Het vonnis waarvan beroep van 2 mei 2012 wordt op grond van het voorgaande bekrachtigd en het vonnis waarvan beroep van 27 juni 2012 wordt vernietigd. De vordering van [geïntimeerde] wordt alsnog afgewezen op de wijze als in het dictum weergegeven.

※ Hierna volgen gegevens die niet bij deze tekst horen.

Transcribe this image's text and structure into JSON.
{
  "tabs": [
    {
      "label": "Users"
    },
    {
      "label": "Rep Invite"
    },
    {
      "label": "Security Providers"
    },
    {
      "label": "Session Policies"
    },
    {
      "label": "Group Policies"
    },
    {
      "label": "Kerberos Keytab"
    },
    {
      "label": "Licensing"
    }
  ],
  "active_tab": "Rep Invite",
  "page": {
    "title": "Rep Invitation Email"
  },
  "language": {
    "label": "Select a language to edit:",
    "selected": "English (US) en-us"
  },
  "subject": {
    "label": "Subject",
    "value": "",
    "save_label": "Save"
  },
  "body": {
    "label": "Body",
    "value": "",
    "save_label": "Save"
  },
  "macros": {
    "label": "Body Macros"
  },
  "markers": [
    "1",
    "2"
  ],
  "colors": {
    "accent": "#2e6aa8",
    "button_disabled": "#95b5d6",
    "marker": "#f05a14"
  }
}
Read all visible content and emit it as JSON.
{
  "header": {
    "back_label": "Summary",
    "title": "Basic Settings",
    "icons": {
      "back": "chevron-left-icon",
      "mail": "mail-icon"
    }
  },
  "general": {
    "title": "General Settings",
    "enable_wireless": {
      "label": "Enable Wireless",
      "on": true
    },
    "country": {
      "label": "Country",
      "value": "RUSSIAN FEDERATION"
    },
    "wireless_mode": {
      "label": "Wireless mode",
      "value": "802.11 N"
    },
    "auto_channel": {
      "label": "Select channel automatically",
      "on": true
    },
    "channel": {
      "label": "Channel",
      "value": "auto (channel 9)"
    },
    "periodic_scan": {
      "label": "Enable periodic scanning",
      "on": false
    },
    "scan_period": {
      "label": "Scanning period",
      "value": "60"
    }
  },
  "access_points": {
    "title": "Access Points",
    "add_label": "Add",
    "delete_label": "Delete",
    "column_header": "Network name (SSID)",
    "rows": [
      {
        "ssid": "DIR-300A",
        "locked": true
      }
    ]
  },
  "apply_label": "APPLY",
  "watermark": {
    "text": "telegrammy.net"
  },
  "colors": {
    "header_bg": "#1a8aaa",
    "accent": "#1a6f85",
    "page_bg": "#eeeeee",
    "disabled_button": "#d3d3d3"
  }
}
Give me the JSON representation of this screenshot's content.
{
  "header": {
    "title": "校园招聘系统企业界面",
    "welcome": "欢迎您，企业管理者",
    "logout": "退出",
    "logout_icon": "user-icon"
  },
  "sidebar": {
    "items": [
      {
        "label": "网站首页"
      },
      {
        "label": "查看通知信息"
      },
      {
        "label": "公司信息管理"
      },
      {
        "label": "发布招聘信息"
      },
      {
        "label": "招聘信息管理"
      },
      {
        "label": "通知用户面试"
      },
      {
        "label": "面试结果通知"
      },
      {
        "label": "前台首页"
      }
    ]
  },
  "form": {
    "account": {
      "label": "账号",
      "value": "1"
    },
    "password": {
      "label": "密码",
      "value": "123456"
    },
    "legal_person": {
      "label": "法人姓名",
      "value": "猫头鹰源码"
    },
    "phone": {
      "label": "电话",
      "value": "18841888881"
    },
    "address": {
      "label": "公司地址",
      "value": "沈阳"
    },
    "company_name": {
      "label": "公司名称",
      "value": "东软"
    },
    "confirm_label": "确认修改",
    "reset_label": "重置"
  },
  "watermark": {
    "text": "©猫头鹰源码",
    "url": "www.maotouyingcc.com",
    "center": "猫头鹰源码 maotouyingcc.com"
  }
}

De vordering van Z.I.B. tot terugbetaling wordt toegewezen op de wijze als in het dictum weergegeven.
Nu Z.I.B. in eerste aanleg, ondanks daartoe in de gelegenheid te zijn gesteld, geen getuigenbewijs heeft bijgebracht, ziet het hof aanleiding de kostenveroordeling in eerste aanleg in stand te laten.
[geïntimeerde] dient als de in het ongelijk gestelde partij in de kosten van het hoger beroep veroordeeld te worden.

8.De uitspraak

Het hof:
bekrachtigt het tussen partijen gewezen vonnis van 2 mei 2012;
vernietigt het tussen partijen gewezen vonnis van 27 juni 2012 met uitzondering van het afgewezen deel van de vorderingen van [geïntimeerde] en met uitzondering van de proceskostenveroordeling;
en in zoverre opnieuw rechtdoende:
wijst de bij vonnis van 27 juni 2012 toegewezen vorderingen van [geïntimeerde] alsnog af;
bekrachtigt het vonnis van 27 juni 2012 voor zover het het bij dat vonnis afgewezen deel van de vorderingen van [geïntimeerde] en de proceskostenveroordeling betreft;
veroordeelt [geïntimeerde] tot terugbetaling aan Z.I.B. van hetgeen Z.I.B. ter uitvoering van het vonnis van 27 juni 2012 - zulks met uitzondering van de proceskosten van de eerste aanleg - aan [geïntimeerde] heeft voldaan, vermeerderd met de wettelijke rente vanaf de dag van betaling door Z.I.B. tot de dag van de terugbetaling aan Z.I.B.;
veroordeelt [geïntimeerde] in de proceskosten van het hoger beroep, welke kosten tot op heden aan de zijde van B.I.Z. worden begroot op € 749,57 aan verschotten en € 1.264,-- aan salaris advocaat;
verklaart de veroordeling tot terugbetaling en de proceskostenveroordeling in hoger beroep uitvoerbaar bij voorraad.
Dit arrest is gewezen door mrs. Chr. M. Aarts, C.E.L.M. Smeenk-van der Weijden en I.B.N. Keizer en in het openbaar uitgesproken door de rolraadsheer op 1 juli 2014.